Denormalization is the Root of Much Evil
Data is normalized if it contains no redundancy. (The full definition has more conditions, but this is good enough for our purposes.) Our data is denormalized because it represents particular authors in several different ways. We can try to normalize the data using heuristics such as, “If the surname matches and the initialized form of the other parts of the name match, it’s the same person.” Errors will always creep in, however: in our case, we have no way of knowing whether “Albar, M.” is Mohammd Albar or Michael Albar. Answers based on heuristically normalized data are therefore always approximations of reality. It is crucial in these cases that we record the heuristics we used and the transformations we made so that others (including our future selves) can check our work.
Instead of normalizing names and otherwise cleaning the data as part of our python processing step, let’s see what other questions we can answer.
Who has co-authored papers with whom?
SELECT a.author, b.author
FROM key_author a
JOIN key_author b USING(key)
WHERE a.author > b.author
LIMIT 10;
Author Author
----------------- -----------------
McNaughton, B. L. McClelland, J. L.
O'Reilly, R. C. McClelland, J. L.
O'Reilly, R. C. McNaughton, B. L.
McCloskey, M. Cohen, N. J.
Caruana, Rich Buciluǎ, Cristian
Niculescu-Mizil, Buciluǎ, Cristian
Niculescu-Mizil, Caruana, Rich
Rigamonti, Robert Fua, Pascal
Rigamonti, Robert Lepetit, Vincent
Sironi, Amos Fua, Pascal
(We use a.author > b.author
to ensure that
each distinct pair of authors only shows up once.)
What if we want to know how often different pairs of people have written together?
SELECT a.author, b.author, count(*)
FROM key_author a
JOIN key_author b USING(key)
WHERE a.author > b.author
GROUP BY a.author, b.author
ORDER BY count(*) desc
limit 10;
Author Author count(*)
--------------- -------------- ----------
Vincent, Pascal Bengio, Yoshua 27
Roux, Nicolas L Bengio, Yoshua 20
Delalleau, Oliv Bengio, Yoshua 19
Bengio, Y. Bengio, S. 18
Larochelle, Hug Bengio, Yoshua 15
Roux, Nicolas L Delalleau, Oli 15
Vincent, P. Bengio, Y. 15
Chapados, N. Bengio, Y. 14
Gori, M. Frasconi, P. 14
Salakhutdinov, Hinton, Geoffr 14
Again, we have a data normalization problem: the pair “Vincent, Pascal” and “Bengio, Yoshua” is almost certainly the same as the pair “Vincent, P.” and “Bengio, S.” But that problem would be there even if we were analyzing this data manually, and putting it in a database has made asking new questions so easy that we can do research we otherwise wouldn’t have been able to tackle.
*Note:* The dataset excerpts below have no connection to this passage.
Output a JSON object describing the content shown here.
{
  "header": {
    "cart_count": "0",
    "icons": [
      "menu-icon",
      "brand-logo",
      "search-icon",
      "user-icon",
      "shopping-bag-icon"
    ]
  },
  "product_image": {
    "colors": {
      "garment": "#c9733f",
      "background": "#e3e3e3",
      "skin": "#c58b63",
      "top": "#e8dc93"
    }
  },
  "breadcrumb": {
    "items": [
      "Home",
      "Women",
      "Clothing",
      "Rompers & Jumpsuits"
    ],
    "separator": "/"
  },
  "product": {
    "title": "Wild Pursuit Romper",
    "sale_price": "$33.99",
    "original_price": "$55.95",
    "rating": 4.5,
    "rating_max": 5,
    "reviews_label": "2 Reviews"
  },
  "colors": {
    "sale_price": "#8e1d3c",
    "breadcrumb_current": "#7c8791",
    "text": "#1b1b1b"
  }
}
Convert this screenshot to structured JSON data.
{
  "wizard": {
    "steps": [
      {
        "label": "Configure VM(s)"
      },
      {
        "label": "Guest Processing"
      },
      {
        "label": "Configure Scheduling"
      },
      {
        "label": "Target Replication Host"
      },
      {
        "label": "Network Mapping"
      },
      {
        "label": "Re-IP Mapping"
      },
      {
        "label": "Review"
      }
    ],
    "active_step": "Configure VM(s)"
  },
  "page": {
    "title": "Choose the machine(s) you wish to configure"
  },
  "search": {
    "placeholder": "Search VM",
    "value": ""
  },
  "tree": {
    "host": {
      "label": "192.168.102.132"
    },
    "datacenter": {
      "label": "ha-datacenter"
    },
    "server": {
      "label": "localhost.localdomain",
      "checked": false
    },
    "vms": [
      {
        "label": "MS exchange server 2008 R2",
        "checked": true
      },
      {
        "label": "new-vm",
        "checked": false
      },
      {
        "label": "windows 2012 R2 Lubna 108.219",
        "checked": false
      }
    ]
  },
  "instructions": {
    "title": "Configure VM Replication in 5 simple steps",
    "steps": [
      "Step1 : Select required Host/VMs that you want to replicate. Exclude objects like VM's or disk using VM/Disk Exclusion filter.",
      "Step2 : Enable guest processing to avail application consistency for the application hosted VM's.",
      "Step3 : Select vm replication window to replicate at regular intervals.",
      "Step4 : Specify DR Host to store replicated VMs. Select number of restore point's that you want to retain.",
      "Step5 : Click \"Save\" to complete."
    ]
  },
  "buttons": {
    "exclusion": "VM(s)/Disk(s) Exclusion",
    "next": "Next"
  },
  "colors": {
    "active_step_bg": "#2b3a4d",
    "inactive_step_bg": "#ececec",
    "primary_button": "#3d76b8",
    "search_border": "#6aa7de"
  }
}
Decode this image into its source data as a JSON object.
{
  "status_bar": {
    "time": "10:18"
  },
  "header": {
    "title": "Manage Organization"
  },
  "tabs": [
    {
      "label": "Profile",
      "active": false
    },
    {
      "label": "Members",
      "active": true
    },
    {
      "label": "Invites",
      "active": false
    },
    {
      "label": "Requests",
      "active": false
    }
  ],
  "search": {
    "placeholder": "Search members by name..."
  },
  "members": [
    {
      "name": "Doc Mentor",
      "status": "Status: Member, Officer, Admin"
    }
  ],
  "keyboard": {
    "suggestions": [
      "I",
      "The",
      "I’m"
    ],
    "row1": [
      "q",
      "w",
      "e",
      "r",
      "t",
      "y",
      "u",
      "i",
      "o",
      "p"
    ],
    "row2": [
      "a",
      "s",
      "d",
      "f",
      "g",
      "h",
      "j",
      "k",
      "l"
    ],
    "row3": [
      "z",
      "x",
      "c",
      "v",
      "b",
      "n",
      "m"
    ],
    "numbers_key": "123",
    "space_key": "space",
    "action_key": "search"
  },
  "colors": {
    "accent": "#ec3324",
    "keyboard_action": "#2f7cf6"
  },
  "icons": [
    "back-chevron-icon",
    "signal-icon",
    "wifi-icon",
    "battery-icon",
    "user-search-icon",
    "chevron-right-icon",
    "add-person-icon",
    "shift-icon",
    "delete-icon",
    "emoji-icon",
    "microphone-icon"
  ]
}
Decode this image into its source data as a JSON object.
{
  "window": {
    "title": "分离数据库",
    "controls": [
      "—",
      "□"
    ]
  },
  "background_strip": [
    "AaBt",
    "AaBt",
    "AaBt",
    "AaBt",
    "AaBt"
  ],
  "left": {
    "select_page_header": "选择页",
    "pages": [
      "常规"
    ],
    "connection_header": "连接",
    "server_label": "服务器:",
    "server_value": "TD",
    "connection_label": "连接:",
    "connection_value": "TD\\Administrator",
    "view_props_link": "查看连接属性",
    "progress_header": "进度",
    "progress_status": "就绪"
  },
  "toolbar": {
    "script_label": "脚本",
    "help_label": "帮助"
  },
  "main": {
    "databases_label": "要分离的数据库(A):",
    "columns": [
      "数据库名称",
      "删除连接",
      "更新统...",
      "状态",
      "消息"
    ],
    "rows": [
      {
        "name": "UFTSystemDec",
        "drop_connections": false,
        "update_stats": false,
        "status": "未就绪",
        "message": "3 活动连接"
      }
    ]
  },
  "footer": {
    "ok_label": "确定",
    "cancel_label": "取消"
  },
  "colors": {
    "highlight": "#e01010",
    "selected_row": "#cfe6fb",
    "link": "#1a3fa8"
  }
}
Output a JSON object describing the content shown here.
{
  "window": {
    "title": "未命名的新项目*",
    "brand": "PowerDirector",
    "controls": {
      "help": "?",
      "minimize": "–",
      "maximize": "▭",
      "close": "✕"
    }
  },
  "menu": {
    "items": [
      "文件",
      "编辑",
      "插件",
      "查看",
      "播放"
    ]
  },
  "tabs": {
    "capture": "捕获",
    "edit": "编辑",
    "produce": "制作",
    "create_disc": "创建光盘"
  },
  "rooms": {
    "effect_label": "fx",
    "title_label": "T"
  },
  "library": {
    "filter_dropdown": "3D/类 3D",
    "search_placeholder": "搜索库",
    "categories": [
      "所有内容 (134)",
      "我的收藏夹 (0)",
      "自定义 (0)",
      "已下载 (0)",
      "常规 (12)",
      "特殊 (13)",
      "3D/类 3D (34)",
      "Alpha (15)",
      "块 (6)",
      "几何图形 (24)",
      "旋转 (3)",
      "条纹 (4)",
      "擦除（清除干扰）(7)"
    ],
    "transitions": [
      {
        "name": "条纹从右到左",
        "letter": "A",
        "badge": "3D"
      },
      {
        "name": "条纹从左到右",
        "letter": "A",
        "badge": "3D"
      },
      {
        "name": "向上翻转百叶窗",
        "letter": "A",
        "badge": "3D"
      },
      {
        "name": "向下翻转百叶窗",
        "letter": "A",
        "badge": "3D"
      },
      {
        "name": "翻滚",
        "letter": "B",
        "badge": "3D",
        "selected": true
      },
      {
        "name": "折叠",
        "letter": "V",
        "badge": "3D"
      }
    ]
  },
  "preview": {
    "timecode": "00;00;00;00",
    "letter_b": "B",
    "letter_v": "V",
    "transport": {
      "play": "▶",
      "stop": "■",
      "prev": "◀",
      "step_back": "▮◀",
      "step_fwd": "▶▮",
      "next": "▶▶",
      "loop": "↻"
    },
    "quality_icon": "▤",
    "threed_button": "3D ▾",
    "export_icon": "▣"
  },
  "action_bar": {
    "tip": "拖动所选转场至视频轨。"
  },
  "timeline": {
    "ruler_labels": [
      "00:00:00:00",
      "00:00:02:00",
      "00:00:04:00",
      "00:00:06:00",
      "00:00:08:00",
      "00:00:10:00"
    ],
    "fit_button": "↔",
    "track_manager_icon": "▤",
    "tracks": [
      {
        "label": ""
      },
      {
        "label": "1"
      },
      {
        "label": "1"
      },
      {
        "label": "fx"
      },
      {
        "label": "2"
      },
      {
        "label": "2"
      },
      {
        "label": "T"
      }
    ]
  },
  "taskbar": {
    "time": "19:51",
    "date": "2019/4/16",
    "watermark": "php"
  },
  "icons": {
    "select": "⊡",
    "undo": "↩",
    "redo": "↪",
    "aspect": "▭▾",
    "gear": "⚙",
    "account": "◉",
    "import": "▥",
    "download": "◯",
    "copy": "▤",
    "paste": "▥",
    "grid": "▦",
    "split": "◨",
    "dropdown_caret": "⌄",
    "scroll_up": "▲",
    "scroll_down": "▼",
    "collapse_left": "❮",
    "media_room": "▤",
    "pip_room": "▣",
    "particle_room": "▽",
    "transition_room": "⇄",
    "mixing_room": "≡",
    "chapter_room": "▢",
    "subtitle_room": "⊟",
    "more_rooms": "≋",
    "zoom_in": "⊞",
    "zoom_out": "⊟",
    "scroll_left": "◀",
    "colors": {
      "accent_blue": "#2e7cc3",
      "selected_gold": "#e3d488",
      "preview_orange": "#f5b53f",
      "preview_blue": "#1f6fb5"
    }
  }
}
The final step is to commit our script to Git and celebrate with a nice cup of tea.
Doing Things the Right Way
Rewrite the Python program to use the
sqlite3
library to create the database. And use python to create cleaner input data. What did you have to do to make the data consistent and legible?
Distinct Pairs
Explain why using
a.author > b.author
ensures that distinct pairs of authors only show up once.
Data cleansing
Write a function that takes two authors’ names as input and returns
True
if they are probably the same person andFalse
if they do not. Compare your function to your neighbor’s: can you find a case where the two would disagree?
Key Points
Explain why inferences drawn from uncleaned data are always approximate.